The latest Triton or L200 from Mitsubishi raises standards for pick-up trucks by receiving 5-star crash test rating from Australian ANCAP.
With less than 60% of all new pick-up trucks entering the market having the top 5-star safety rating, this class of vehicles still has a long way to go in matching the high expectations of consumers for safe motoring and still shows an unacceptable gap between the way the industry is serving private motorists and their business counterparts. With professional drivers being entitled to expect a safe working environment, it is satisfying to see that Mitsubishi is putting safety at the top of its agenda in producing vehicles for the commercial market.
The 2015 model of the company’s Triton crew cab pick-up, which is known as the L200 on markets outside of Australia, has achieved the top 5-star crash test rating from the Australasian New Car Assessment Programme (ANCAP) which serves the antipodean markets of Australia and New Zealand.
The five star rating applies to all variants, cab styles and 2WD or 4WD versions of the Mitsubishi Triton, which scored the highest possible score for the side impact and pole tests as well as an impressive 15.22 out of 16 for the challenging frontal offset crash. The vehicle is also equipped with dual frontal air bags as well as side impact and knee air bags. It also has Emergency Brake Assist as a standard feature on all models.
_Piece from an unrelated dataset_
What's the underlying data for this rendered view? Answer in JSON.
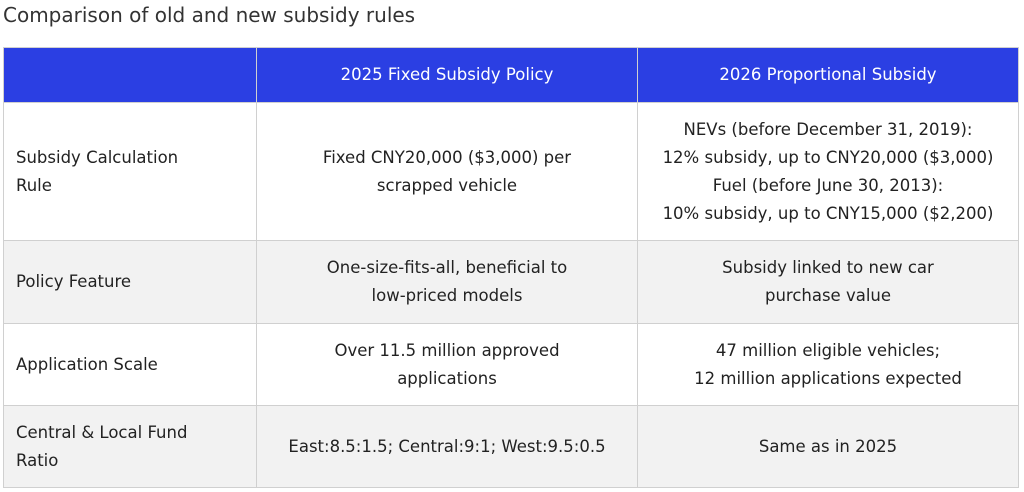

Comparing the Triton with other similar vehicles on the market, ANCAP’s Nicholas Clarke commented that only 57% of Light Commercial Vehicles (LCV) have such a rating compared with 90% of new passenger cars and as such, gaining 5 stars on the Triton is a great achievement for Mitsubishi which translates to improved worksite safety as well as on the roads.
Other recent ANCAP test results
An overall five star rating has also been given to the electric BMW i3 city car and the 2.2 litre diesel version of the Land Rover Discovery Sport. The 3-cylinder version of the Renault Captur scraped into the five-star category with no side head protection for rear seat passengers and marginal chest and abdominal protection for the driver in the pole test.
With an overall score of 35.45 out of a possible 37, the all-electric 400bhp Tesla Model S, which made its debut on the Australian market in late 2014, also scored the maximum 5-star rating with emergency braking assist and Autonomous Emergency Braking (AEB) fitted as standard.
Two vehicles failed to meet the requirements for ANCAP’s top rating and were each awarded 4 stars. These were the Mini Cooper and the 3 cylinder petrol models of the BMW 2 Series Active Tourer.
With advanced seat belt reminders fitted to all seats and Speed Assist Systems as well as AEB being supplied as standard, the BMW is well-equipped but failed to meet the standard required to reach 5 stars in the frontal offset crash test with driver lower leg protection being marginal.
The Mini Cooper failed to meet the minimum threshold level for a five star rating in the side impact test with marginal protection being recorded on the driver’s chest and abdomen areas.